The Conservatives will still press ahead with their Brexit plans, including splitting from the EU's single-market and seeking a bespoke customs deal, despite failing to secure a majority at the general election, David Davis has said.

"The reason for leaving the single-market is because we want to take back control of our borders," the Brexit Secretary told BBC Radio 4's Today programme on Monday 12 June.

Davis, who admitted that he wanted Theresa May to call the snap election, stressed that the pro-EU Liberal Democrats and SNP had "set backs" at the election, with both parties seeing their share of the popular vote drop compared to 2015.

"We have been given an instruction by the people and we are going to carry out. That may mean that some elements of the manifesto may be pruned away," he said.

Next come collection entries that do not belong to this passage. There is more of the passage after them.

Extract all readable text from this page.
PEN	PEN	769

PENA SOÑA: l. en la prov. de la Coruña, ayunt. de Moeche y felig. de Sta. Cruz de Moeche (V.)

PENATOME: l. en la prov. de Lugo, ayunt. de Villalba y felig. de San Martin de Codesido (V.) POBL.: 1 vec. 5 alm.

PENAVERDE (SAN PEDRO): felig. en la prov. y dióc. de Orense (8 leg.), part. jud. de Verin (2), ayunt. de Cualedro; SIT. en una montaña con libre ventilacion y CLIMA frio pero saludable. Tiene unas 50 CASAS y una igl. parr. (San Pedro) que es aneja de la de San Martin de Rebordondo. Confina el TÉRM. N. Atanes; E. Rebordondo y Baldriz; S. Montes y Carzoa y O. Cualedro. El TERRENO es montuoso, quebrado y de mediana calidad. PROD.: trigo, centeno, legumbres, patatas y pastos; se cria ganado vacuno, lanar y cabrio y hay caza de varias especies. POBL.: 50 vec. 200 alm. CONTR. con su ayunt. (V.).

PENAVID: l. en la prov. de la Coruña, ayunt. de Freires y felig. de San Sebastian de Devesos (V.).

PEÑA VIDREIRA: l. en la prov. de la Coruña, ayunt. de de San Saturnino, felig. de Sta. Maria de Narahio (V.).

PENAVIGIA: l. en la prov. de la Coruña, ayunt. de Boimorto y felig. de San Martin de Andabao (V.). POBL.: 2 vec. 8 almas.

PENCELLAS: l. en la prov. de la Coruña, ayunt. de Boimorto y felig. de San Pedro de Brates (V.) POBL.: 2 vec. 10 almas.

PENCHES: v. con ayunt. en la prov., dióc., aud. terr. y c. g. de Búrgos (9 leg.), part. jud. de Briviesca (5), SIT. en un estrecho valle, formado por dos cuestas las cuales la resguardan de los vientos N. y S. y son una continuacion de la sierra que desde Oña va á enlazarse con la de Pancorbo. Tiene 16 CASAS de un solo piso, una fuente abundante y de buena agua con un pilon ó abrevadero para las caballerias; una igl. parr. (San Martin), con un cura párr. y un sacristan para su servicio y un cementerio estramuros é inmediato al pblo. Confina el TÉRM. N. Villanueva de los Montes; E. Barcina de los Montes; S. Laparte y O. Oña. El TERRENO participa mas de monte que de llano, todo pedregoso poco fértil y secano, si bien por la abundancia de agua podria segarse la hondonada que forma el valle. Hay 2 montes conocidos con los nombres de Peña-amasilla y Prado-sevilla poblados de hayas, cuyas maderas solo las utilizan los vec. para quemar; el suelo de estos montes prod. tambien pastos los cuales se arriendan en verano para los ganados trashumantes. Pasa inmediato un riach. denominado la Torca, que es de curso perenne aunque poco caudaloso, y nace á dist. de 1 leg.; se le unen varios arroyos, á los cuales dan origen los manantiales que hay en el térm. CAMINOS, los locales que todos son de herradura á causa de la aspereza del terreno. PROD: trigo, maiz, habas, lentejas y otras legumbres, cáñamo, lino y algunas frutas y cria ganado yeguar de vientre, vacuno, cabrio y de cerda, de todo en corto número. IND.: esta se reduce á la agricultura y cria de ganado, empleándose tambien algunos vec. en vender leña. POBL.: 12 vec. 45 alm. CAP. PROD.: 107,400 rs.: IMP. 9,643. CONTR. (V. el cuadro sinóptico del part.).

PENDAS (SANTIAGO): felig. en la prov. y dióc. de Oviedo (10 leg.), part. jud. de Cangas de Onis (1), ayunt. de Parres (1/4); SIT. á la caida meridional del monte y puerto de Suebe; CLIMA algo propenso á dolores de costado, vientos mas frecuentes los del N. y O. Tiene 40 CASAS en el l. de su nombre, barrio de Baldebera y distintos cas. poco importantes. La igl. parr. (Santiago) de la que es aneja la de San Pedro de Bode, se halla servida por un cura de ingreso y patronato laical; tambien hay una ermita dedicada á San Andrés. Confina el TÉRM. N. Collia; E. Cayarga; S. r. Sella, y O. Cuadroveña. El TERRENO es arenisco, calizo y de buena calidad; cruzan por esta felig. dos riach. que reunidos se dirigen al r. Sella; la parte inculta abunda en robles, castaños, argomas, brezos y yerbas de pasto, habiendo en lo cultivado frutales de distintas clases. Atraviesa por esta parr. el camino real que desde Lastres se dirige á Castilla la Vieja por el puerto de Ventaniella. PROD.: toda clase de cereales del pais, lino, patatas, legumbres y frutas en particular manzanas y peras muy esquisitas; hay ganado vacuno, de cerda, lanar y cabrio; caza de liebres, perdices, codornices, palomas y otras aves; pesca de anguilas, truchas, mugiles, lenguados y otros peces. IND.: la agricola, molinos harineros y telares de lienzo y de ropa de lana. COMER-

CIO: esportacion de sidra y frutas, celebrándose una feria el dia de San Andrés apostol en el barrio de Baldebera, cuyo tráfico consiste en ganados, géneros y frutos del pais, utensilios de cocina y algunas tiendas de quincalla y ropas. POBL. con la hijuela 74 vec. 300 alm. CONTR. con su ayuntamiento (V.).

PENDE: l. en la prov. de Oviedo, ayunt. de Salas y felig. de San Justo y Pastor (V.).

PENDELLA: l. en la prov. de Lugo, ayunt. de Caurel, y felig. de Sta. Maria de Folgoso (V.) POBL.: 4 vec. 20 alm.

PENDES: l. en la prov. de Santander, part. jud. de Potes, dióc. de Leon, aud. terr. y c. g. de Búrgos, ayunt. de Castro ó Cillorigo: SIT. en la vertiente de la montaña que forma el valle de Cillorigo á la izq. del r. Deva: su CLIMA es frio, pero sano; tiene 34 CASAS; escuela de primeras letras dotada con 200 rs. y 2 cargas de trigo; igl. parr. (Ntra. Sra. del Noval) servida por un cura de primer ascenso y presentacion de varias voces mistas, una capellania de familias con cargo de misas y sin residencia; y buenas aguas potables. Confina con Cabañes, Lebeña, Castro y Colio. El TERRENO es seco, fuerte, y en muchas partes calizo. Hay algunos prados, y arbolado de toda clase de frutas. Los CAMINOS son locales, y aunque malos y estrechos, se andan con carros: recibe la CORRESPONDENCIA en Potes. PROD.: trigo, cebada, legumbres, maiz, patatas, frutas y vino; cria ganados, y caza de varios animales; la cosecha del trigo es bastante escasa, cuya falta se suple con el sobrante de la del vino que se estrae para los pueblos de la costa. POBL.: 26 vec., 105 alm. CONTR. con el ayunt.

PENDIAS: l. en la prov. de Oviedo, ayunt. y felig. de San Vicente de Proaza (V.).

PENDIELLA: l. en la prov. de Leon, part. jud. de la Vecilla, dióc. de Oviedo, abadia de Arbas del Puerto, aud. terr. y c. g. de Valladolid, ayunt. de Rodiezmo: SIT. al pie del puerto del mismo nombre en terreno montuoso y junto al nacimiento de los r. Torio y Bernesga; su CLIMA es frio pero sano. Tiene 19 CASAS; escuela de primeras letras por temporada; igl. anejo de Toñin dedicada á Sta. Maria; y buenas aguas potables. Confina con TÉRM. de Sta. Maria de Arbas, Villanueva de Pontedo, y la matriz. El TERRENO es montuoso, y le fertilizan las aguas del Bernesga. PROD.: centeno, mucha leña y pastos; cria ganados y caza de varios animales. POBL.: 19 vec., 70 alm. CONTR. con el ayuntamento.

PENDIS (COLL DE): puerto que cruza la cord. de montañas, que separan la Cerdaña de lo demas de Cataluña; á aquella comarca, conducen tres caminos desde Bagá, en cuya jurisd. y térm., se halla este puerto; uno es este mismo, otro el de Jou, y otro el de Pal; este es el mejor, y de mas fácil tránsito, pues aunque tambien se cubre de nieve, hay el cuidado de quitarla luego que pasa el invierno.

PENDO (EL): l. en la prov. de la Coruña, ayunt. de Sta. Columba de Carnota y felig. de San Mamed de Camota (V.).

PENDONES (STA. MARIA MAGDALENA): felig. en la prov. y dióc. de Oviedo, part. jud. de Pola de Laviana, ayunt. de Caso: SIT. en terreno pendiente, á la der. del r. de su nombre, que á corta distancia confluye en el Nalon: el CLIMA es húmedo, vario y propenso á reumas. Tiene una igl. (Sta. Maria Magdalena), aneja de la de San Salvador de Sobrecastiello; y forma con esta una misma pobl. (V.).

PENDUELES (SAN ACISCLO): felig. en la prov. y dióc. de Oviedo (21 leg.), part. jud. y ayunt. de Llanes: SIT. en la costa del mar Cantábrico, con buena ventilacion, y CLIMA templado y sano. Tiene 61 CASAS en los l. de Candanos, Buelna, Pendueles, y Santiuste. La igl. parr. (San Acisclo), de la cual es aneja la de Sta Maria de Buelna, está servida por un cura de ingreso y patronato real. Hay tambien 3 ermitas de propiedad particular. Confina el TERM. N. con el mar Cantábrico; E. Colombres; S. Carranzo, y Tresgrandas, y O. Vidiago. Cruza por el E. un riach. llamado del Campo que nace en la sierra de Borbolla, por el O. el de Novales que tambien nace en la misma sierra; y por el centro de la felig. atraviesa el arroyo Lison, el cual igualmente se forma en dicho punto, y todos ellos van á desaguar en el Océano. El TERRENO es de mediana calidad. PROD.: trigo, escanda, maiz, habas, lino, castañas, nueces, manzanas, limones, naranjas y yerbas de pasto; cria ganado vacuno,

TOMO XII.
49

The senior Tory also revealed that that the UK government, who are currently in alliance talks with the Democratic Unionist Party (DUP), have analysed a "no deal" scenario. Such a scenario could see Britain forced to trade with the 27 other EU nations on default World Trade Organisation (WTO) tariffs.

"We have worked up that alternative in detail," Davis said. "In government, if you are responsible, you have to work up every contingency. If you go into a negotiation without the ability to walk away, then you will have a poor outcome to that negotiation."

His comments come after Owen Paterson, the former Conservative minister, told IBTimes UK that the EU would be "unwise" to ignore the fact that pro-Brexit parties won around 85% of the vote at the election.

"All these excitable people going on the TV better wake up to the fact that [Brexit] has to be delivered," he said. "If it's not delivered, there will be the most terrible damage to integrity to the political establishment."

David Davis
British Secretary of State for Exiting the European Union (Brexit Minister) David Davis arrives for the weekly cabinet meeting at 10 Downing Street, London Daniel Leal-Olivas/Getty Images

Labour's Shadow Chancellor John McDonnell has also committed his party to splitting from the EU's single market. "I think people will interpret membership of the single-market as not respecting [the result of] that referendum," McDonnell told ITV's political editor Robert Peston.

"However, what we are saying very, very clearly...the contrast in this general election was here we had a Conservative Party going for a race to the bottom Brexit and undermining our economy."

But Scottish Conservative leader Ruth Davidson, who helped the Tories win 13 extra seats north of the border, has urged May to "look again" at her Brexit plans.

"I think what's really clear is that the Conservative party, having failed to win a majority, now needs to work with others," she told BBC Scotland. "And that means we can look again at what it is we hope to achieve as we leave the European Union – and I want to be involved in those discussions."